IAF jets flew over Auschwitz: A symbol of national strength

Pilot who participated in the 2003 flight over Auschwitz held in honor Holocaust victims and displaying national resilience, speaks of the experience

Date: 19/04/2012, 1:52 PM     Author: Yael Livnat

In 2003, the IAF organized a flight over the Auschwitz-Birkenau concentration camps in Poland in tribute to those six million Jews who died in the Holocaust. Three F-15 planes participated in the flyover, taking six crewmembers whose relatives are survivors of the Holocaust.

"Two months before I heard about the flyover, my sisters suggested I travel with them to Poland on journey to discover our roots. I refused because I didn't think that was the appropriate way to pay my respects to our ancestors. As soon as I heard about the flyover, I knew instantly that was the way I would take this journey," said Brig. Gen. (res.) Avi Maor, a former commander of Ramon Airbase.

"I decided that this was the most appropriate way, because it represents the state of Israel and the Jewish people in a way that takes on a different meaning, not just ‘what was done to us,' but a national strength, presenting Israel as being a strong country with a strong army," said Gen. Maor.

 

The experience of the flight

"The day of the flight was crazy," he recalled. "In the days before, the weather was pleasant and the visibility was good, and of course for the day of the flyover the skies clouded over. There was a lot of rain and it was freezing cold, jeopardizing the flight. In the briefing the morning before our flight, we sat shivering in the cold. To be honest, I don't think those tremors came from the cold, but from the excitement for what we were about to do," said Gen. Maor.
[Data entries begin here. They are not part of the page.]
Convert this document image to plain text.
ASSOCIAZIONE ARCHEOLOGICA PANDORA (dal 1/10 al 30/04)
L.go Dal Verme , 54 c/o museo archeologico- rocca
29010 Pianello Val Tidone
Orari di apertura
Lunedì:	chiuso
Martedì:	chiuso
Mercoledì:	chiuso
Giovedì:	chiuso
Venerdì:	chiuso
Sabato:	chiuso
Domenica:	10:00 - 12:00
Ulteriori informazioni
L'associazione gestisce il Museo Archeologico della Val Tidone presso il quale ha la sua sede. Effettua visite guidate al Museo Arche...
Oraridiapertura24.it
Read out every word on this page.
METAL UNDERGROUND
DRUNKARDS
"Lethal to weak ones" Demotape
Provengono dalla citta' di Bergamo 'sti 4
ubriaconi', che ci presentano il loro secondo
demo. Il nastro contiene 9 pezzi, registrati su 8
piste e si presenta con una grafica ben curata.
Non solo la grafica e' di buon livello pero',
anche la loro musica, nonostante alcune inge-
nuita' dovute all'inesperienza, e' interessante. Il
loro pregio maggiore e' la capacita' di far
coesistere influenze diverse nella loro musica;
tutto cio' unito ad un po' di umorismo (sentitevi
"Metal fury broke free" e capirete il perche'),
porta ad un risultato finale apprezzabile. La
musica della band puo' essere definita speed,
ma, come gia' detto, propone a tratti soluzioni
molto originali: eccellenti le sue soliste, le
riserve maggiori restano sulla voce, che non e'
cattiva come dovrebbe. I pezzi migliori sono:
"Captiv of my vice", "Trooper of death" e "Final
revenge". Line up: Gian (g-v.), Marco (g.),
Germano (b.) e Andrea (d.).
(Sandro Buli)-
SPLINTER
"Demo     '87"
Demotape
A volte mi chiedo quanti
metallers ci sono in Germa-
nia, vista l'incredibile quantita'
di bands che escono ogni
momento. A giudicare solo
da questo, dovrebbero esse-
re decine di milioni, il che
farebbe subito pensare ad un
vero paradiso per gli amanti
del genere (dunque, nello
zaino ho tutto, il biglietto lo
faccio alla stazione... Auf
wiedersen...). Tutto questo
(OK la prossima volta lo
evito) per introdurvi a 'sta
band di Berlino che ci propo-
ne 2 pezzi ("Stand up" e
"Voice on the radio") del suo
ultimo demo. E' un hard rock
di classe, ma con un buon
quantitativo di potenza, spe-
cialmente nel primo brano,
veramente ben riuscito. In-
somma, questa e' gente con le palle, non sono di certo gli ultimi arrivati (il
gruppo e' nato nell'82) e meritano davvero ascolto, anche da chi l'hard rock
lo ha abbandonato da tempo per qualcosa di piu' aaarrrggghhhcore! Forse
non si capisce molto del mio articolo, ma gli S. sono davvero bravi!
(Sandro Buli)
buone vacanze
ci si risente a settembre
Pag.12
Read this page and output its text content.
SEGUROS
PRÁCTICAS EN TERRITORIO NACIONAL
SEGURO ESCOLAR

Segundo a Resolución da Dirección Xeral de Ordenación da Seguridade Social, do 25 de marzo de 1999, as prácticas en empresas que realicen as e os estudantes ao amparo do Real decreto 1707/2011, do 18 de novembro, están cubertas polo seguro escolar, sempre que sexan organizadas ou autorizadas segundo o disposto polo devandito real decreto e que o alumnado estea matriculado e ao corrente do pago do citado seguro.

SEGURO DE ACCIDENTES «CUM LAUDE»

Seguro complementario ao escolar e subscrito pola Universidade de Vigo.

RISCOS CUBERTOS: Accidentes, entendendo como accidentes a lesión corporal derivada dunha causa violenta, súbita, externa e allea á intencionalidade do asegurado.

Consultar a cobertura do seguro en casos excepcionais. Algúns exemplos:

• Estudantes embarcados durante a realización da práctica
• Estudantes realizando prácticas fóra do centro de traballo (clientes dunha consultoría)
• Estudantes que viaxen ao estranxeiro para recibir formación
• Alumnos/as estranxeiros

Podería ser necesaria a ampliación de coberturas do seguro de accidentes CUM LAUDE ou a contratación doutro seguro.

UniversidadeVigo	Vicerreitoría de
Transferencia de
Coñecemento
"From the moment of take-off it was all very technical, like every flight. Only a year later, after we all met up, did we discover that we all experienced the same phenomenon as soon as we moved over Auschwitz. We were in tandem aircrafts, and usually we talk a lot during the flight. The same second, we all fell silent. A silence so loud, as if something heavy had fallen on the air and we all understood exactly the magnitude of what we were doing."

Gen. Maor held several impressive positions in the Air Force. Two weeks ago, Gen. Maor finished his flight duty period and said that "when you get to this moment you look back at the flights you have, and examine those more successful and which those less." He added that "during my service I flew hundreds of flight hours, I fought and shot down MiGs in combat, but today, I have no doubt that the flyover Auschwitz was the most significant and successful flight of my life."

For the flyover, the planes passed the camp in an arrowhead, clearly visible from the ground, where 200 soldiers from the "Witnesses in Uniform" delegation stood in formation. During the flight, the general read the following sentence to his companions, which has become a symbol of the entire flyover: "We, Israeli Air Force pilots, in the skies above this camp of horrors, rose from the ashes of millions of victims. We carry their silent cries, salute their heroism and promise to be a shield for the Jewish people and their country, Israel."